AFM-IR
delivers nanoscale IR absorption by probing photothermal expansion of sample surfaces
AFM-IR (Atomic Force Microscopy InfraRed) is a family of techniques based on detecting mechanical response of the AFM cantilever upon pulsed illumination of sample with IR light. AFM-IR family includes Tapping and Surface Sensitive AFM-IR, Photoinduced Force Microscopy (PiFM) and Photothermal Expansion Microscopy (PTE, PTIR), primarily utilized for sample absorption mapping and spectroscopy of materials with relatively large absorption coefficient (polymers, organic materials, etc.).
A pulsed laser source is focused on a sample generating photothermal expansion of the absorbing regions near the AFM tip which induces a transient cantilever oscillation proportional to the IR absorption. Patented multimodal detection returns pure infrared absorption maps free of mechanical artifacts – all simultaneously with AFM topography and phase.
Technology Benefits

High-quality nanoscale-resolved chemical imaging.

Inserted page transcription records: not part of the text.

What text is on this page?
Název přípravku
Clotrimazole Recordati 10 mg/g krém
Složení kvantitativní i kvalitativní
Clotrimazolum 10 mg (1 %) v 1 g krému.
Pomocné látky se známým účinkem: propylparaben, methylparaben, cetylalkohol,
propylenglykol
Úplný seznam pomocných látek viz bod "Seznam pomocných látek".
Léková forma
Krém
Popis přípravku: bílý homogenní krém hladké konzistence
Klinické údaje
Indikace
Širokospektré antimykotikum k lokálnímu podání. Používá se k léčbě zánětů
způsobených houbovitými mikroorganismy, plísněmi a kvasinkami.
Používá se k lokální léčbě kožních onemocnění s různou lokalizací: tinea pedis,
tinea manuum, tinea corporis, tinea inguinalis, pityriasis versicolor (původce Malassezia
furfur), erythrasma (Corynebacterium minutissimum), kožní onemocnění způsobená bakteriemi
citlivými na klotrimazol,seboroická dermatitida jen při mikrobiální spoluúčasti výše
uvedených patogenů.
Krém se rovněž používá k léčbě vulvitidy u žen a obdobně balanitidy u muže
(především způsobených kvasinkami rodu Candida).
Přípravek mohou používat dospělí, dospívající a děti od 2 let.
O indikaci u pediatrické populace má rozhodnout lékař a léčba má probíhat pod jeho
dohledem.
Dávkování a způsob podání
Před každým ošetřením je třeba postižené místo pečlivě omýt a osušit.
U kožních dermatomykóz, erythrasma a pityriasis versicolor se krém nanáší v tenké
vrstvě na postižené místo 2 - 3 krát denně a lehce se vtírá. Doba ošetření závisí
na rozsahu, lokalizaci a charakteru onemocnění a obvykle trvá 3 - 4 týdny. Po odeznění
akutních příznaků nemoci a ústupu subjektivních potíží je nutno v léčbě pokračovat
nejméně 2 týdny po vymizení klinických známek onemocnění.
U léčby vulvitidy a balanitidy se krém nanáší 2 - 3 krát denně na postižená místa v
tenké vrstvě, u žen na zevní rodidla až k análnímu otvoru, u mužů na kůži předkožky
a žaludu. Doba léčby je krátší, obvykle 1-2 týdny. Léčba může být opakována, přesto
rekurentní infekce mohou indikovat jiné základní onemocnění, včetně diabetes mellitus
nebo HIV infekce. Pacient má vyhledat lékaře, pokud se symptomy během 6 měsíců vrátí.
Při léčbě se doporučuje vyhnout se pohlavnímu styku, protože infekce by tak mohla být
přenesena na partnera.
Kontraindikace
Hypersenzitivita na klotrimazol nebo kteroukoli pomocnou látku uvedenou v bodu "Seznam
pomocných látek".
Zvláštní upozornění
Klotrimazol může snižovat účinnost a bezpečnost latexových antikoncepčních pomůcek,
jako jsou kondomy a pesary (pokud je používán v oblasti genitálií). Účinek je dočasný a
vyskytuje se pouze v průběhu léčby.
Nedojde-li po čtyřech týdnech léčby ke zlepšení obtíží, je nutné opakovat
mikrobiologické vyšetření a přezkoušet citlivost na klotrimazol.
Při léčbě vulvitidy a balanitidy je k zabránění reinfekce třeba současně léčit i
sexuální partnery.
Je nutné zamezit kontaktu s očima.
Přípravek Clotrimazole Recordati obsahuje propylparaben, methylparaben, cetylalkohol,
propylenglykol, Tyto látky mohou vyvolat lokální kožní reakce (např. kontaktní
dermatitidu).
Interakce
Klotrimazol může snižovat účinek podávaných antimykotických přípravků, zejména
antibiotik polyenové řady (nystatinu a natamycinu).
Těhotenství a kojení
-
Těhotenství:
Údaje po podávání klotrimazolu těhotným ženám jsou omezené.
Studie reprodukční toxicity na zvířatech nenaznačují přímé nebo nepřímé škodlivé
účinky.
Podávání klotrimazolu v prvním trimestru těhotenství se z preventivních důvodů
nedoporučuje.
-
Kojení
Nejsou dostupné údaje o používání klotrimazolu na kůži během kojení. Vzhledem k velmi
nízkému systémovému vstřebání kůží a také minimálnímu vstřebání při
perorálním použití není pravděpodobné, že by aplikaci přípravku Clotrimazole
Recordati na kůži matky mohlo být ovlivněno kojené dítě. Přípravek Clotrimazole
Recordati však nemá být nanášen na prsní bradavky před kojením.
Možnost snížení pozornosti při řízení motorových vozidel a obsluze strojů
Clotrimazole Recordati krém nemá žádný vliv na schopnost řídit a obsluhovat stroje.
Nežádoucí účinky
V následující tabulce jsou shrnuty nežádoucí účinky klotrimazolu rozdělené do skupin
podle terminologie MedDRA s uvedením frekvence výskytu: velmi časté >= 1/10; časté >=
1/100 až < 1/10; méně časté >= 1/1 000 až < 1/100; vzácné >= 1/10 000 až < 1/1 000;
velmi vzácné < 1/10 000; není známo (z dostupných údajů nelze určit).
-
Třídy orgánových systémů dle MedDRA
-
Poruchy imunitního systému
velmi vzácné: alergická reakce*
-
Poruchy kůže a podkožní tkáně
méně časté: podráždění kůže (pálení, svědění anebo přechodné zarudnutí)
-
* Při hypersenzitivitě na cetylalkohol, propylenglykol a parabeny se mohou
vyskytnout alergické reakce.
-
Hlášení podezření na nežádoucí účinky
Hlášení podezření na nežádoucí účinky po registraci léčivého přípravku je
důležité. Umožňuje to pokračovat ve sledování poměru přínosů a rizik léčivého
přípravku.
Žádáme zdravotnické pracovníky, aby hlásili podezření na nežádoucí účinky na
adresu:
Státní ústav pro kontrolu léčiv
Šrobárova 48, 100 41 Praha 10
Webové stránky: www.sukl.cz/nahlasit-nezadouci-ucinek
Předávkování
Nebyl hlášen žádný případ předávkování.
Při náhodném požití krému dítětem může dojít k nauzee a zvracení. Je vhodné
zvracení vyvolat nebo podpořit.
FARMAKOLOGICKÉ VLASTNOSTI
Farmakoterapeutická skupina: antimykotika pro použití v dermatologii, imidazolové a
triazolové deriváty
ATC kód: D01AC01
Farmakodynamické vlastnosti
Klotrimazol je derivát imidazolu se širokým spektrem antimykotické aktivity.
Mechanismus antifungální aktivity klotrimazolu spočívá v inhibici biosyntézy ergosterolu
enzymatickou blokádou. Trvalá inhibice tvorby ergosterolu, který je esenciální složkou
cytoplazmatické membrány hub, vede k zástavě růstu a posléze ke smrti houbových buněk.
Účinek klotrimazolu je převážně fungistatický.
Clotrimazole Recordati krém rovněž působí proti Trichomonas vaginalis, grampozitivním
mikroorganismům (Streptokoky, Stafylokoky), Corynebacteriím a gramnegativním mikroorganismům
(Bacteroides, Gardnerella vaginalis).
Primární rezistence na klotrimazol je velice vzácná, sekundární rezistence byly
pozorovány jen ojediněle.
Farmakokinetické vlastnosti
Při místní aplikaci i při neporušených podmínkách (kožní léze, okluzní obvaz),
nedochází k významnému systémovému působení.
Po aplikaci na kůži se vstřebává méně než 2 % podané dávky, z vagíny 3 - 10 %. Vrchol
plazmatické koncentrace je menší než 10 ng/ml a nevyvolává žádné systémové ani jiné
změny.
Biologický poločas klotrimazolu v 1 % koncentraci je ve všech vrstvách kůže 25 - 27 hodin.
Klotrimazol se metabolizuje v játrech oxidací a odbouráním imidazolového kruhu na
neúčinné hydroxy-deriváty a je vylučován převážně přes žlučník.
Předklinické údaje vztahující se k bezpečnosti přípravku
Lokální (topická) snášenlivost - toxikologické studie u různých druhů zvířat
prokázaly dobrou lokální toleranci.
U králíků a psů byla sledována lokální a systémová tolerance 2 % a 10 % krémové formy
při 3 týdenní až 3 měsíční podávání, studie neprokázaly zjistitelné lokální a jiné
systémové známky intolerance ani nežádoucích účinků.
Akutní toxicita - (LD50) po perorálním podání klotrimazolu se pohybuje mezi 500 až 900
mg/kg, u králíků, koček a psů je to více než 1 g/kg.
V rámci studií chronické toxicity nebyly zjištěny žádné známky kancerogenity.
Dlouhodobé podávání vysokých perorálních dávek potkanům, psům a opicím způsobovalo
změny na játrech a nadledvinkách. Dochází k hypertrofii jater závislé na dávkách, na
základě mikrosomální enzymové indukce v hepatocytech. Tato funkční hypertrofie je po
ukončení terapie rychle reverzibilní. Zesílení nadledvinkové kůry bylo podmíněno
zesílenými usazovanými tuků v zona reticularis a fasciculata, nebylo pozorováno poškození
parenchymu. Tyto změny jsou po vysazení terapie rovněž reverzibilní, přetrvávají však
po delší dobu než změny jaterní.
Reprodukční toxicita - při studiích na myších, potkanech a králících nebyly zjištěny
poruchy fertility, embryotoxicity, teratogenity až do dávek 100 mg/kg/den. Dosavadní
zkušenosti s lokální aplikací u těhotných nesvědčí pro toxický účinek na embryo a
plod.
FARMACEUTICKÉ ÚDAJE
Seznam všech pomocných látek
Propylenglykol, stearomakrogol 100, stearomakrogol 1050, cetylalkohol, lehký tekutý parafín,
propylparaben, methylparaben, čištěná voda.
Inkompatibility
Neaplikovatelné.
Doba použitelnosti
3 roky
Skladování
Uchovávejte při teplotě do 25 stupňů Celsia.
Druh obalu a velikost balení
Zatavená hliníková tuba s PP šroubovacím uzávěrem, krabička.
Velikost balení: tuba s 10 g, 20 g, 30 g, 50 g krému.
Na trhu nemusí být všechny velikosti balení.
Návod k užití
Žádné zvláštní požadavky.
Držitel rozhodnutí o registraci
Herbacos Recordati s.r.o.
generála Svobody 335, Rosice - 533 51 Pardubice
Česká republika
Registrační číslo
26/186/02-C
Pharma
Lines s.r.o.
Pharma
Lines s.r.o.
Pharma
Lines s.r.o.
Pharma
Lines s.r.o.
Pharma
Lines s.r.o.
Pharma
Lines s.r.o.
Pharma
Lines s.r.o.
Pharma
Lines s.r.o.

High sensitivity even on ultrathin oxide layers with tapping AFM-IR+.

Sub-10 nm resolution demonstrated on PS-PMMA block copolymer.

No mechanical artifacts in tapping AFM-IR+ images for true optical mapping & hyperspectral analysis.

Excellent sensitivity: AFM-IR+ detects even the weakest vibrational signatures for precise chemical identification.

Excellent reproducibility even for the weakest spectral features and fast acquisition speeds.